Blacks and Jews were the most likely victims of hate crimes driven by racial or religious intolerance in the United States last year, the FBI said Monday in an annual report.
Out of 6,604 hate crimes committed in the United States in 2009, some 4,000 were racially motivated and nearly 1,600 were driven by hatred for a particular religion, the FBI said.
Blacks made up around three-quarters of victims of the racially motivated hate crimes and Jews made up the same percentage of victims of anti-religious hate crimes, the report said.
Anti-Muslim crimes were a distant second to crimes against Jews, making up just eight percent of the hate crimes driven by religious intolerance.

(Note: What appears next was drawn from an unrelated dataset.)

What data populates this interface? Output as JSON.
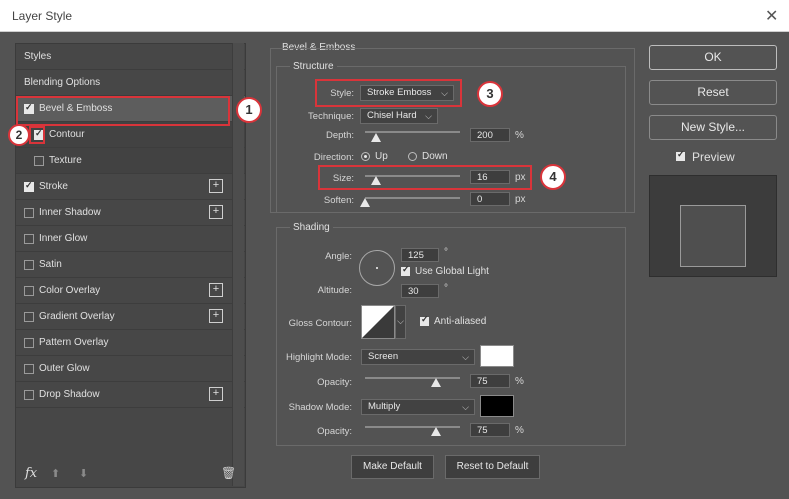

Hate crimes include not only attacks on a person or property motivated by racism or anti-religious sentiments, but also by prejudices based on a person's or group's sexual orientation, ethnic origins or disability, the report said.
"Just in the past month, three men were indicted in New Mexico for assaulting a disabled Navajo man," the report says.
In another hate crime, a person placed a hangman's noose on the house of a Honduran immigrant in Louisiana, while in another, a man was sentenced for torching a predominantly African-American church in Massachusetts.
Overall, some 8,300 people fell victim to hate crimes in 2009, down from 9,700 the previous year.
Two-thirds of the 6,225 known perpetrators of all US hate crimes last year were white, but they represented only 16 percent of victims, the report said.